A: Zwei bis drei Stunden, nachdem ich im Krankenhaus war, habe ich meinen Vorgesetzten ein Bild geschickt.

F: Wann sind diese Motorräder gekommen?

A: Am 18.05.2015.

F: Wer ist gekommen?

A: Es können nur die Taliban gewesen sein.

F: Was ist mit Ihrer Mutter passiert?

A: Mein Onkel hat im Nachhinein erzählt, dass meine Mutter in dieser Nacht getötet wurde.

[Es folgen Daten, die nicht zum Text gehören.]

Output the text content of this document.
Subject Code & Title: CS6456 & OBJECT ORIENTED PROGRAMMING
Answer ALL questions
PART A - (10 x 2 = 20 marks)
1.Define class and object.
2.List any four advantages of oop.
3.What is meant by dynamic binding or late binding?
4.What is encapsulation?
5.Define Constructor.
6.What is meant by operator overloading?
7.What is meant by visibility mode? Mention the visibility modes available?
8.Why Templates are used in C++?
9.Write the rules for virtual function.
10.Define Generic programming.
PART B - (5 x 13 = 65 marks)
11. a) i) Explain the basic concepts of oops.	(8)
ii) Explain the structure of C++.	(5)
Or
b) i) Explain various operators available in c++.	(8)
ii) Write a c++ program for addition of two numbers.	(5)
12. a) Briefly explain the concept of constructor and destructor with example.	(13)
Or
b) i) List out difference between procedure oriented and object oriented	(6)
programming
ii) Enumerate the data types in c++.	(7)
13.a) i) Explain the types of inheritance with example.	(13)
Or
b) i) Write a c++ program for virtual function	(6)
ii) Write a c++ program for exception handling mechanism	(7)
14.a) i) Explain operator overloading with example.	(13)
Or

Sie sind ins Haus reingekommen, und mein Bruder XXXX wurde mitgenommen.

F: Wer hat noch in diesem Haus gewohnt?

A: Alle anderen waren bei der Hochzeitsfeier, nur mein Bruder, meine Mutter und ich waren zuhause.

F: Warum waren Sie nicht auf der Hochzeitsfeier?

A: Ich war auch auf der Feier, bin aber früher nach Hause, damit ich in die Arbeit fahren kann.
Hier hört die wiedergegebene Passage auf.